Well, sure, but it’s still not all that convincing. The preferreds are not five-year money; they’re permanent money priced at a spread over five-years. So Cynthia Devine, RioCan’s chief financial officer, is saying she’s not willing to pay a 50bp term premium for this money, and:
“We will have a lot of proceeds and we have made it clear that one of the primary uses is to pay down debt. This is easy to execute because it’s coming due in March,” she said.
… which doesn’t sound like a very good reason to me. At the very least, I would have been sorely tempted to have extended the issue and put in a big Normal Course Issuer Bid; perhaps preceded by a tender offer; or even with a distribution of ‘put rights’ (by which I mean rights distributed to common shareholders that would allow X rights and 1 share of REI.PR.A to be sold to the company for Y dollars).

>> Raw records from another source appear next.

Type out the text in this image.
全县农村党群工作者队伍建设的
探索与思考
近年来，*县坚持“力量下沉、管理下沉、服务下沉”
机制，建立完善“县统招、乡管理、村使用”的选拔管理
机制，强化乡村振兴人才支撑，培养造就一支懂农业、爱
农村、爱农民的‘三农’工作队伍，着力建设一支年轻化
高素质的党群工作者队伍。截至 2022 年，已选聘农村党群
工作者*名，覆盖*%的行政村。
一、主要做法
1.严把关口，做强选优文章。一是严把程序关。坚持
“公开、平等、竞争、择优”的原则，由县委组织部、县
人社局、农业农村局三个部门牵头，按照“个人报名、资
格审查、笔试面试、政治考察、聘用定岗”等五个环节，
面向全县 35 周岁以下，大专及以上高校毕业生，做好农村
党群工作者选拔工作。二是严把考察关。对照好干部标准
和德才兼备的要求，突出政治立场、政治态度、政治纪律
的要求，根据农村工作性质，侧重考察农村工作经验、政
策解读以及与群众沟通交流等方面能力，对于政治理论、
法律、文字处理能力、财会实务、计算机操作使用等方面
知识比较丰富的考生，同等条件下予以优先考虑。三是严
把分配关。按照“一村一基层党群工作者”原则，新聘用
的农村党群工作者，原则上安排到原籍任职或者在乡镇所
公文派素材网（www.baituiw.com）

Ms. Devine may have had very good reasons for doing what she did. But she left a lot of money on the table and that’s not what CFOs are supposed to do.
Update, 2016-2-22: Barry Critchley has written a follow-up piece titled Two tales of preferred redemption, Rona and RioCan REIT, in which Cynthia Devine offers up a new rationale for her decision to redeem:
On Friday, Devine said RioCan “did look at that [a tender offer below $25] but there was a chance that not all of them would be taken out of circulation. Some [investors] may not tender so you have a series outstanding.”
Well, I don’t want to get too vituperative here, because this is only a quote in the press … there may be considerably more nuance and rationale behind this statement than was published.
But the excuse doesn’t cut any ice. The shares closed at $16.00 the day before the announcement, and there are 5-million of them outstanding; so Ms. Devine’s decision awarded windfall gains of $45-million to the holders of the preferred shares.
So the first question is: how did the cost-benefit work? A tender at $20 would – I feel quite certain – have captured all but a handful of the shares, given the preferred shareholders a windfall gain of $20-million and given the ordinary unitholders a gain of $25-million. So, maybe the series would have remained outstanding. What’s the cost of that, compared to $25-million in hand?
And the second question is: if it was deemed absolutely necessary to eliminate the series completely (which requires rather a leap of the imagination), why wasn’t another method tried? A Plan of Arrangement would serve the purpose nicely – just get the preferred shareholders to vote on whether to eliminate the series at $20 / share. Dissenters might get right of dissent, but it is very difficult to see any judge awarding them more than $20, when the prior market value was $16.
The fact of the matter is that any rational holder of the preferred shares would be very happy to have gotten $20 (which could be redeployed into comparables) and this would have given the ordinary unitholders a quick gain of $25-million. This is not an insignificant number: RioCan’s profit for all of 2015 was $142-million. Ms. Devine had the opportunity to realize one-sixth of that, while leaving the preferred shareholders very happy … and chose not to do so.